Evet, meseleyi hukuki alana hapsetmek çok sık içine düşülen bir hata. Sessiz sedasız olup bitiyor her şey. Bir yaptırım oluşmuyor. Halbuki, bu kepazeliği duyurmak, patronu itibarsızlaştırmak lâzım. Devlet de olsa, patron sonuçta. Bizim PE ile hep anlatmaya çalıştığımız, emekçileri davet ettiğimiz şey bu. Hukuki mücadele yetmez. Hak almak için güçlenmek ve sesini duyurmak gerekiyor. Örgütlenmek, dayanışma içinde olmak, habersiz kuş uçurtmamak ve gerektiğinde hep beraber karşı koymak lâzım. Şimdi bir de salgın sürecini her şeyin bahanesi haline getirdiler ya, eskiden sömürü için, baskı kurmak için yaptığı şeyleri şu an salgın önlemi diye yutturmaya çalışıyor.
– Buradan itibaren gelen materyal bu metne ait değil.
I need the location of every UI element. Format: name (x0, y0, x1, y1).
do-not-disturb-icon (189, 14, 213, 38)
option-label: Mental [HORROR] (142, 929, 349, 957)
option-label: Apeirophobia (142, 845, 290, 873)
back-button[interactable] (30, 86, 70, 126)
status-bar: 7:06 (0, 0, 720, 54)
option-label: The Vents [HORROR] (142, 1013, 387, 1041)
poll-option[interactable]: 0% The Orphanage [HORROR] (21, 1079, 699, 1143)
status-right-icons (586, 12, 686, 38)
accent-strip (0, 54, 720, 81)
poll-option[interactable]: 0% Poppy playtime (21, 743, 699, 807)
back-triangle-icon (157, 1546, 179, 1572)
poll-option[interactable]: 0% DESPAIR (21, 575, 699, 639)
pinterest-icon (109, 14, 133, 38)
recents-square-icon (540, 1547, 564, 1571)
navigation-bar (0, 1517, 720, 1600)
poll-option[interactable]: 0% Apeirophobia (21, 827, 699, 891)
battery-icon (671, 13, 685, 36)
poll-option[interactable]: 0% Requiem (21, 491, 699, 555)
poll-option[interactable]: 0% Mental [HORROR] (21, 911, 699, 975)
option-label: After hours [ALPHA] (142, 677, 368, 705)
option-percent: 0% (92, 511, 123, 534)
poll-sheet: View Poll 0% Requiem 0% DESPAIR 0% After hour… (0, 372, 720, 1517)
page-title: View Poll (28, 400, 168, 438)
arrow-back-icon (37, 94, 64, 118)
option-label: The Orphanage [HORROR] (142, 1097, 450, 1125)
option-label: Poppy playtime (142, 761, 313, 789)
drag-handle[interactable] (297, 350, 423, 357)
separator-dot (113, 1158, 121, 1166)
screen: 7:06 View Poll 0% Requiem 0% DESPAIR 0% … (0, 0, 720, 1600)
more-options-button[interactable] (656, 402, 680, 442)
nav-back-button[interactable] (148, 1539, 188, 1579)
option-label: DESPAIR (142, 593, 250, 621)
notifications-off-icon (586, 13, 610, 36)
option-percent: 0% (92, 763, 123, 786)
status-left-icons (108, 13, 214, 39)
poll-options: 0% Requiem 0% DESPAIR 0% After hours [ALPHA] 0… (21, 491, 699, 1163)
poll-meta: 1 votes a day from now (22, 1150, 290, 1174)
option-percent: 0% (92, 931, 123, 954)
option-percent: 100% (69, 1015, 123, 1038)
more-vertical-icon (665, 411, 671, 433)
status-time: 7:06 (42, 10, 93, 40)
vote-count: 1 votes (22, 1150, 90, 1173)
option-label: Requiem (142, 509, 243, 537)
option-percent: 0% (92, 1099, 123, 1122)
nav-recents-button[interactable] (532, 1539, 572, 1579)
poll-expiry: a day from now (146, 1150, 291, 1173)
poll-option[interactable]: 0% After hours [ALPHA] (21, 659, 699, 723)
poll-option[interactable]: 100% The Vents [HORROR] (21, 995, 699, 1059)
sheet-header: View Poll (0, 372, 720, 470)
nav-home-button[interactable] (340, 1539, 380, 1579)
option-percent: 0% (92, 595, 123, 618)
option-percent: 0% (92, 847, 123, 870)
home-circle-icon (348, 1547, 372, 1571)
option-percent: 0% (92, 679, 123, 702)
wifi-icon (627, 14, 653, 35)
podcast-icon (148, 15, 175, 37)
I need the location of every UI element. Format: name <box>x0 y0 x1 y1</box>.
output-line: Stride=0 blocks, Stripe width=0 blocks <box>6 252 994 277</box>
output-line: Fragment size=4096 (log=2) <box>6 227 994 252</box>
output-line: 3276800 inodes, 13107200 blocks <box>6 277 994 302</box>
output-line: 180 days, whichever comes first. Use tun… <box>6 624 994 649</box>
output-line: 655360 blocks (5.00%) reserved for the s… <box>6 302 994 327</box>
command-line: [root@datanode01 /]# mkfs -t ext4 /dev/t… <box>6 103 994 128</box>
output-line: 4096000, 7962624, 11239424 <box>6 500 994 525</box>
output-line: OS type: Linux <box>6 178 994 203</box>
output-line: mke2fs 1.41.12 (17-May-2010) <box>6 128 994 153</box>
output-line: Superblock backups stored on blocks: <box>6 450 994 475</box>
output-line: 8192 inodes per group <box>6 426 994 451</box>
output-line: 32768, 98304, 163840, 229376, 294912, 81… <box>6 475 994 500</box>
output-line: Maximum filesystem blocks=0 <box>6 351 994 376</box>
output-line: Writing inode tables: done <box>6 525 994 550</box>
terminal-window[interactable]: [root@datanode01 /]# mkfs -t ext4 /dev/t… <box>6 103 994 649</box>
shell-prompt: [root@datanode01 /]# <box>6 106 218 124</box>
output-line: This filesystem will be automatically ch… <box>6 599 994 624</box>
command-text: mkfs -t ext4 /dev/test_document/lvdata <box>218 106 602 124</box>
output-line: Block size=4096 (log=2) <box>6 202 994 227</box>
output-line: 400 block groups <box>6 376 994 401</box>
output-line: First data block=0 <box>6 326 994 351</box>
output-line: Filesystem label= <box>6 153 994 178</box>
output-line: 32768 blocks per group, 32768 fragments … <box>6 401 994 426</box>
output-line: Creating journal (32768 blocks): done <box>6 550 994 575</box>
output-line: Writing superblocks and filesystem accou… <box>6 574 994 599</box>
Tüm bunlarla yüzleşmenin de, mücadelede yol almanın da tam sırası. Avukat da gücünü sadece hukuktan almıyor. Bir avukat olarak neyi garanti edeceğim ki "Sen dur ben hallediyorum" diyeyim. Davayı kazanırsın alacağını tahsil edemeyebilirsin, kazanırsın kararı uygulatamazsın... O yüzden "Durun biz hallediyoruz, sesinizi çıkartmayın" dememeli kimse emekçilere. Bu hakkını savunamayan insanlar ortaya çıkartır. Her alanda böyle, bu alanda da böyle. Elbette rastgelelikten bahsetmiyorum. Ama bir araya gelince, birlikte düşününce ne kadar güçlü olduğunu fark etti bu süreçte alanın emekçileri. Ben de Serhat gibi herkesi mücadeleye çağırarak bitireyim. Elbette hukukta hak mücadelesi devam edecek. Her birimiz DT'nin tarihinden, yıllardır süren hak gasplarına, mevzuata, bugüne dek verilmiş mücadelelere dek, gece gündüz çalışmış hukuk insanlarıyız. Güçlü işler yapacağız. Ama örgütlenmek gerekiyor, güçlenmek gerekiyor. Her alanda olduğu gibi bu alanda da emekçilerin dilekçe vermekle yetinmeyip sözünü dinletmesi gerekiyor.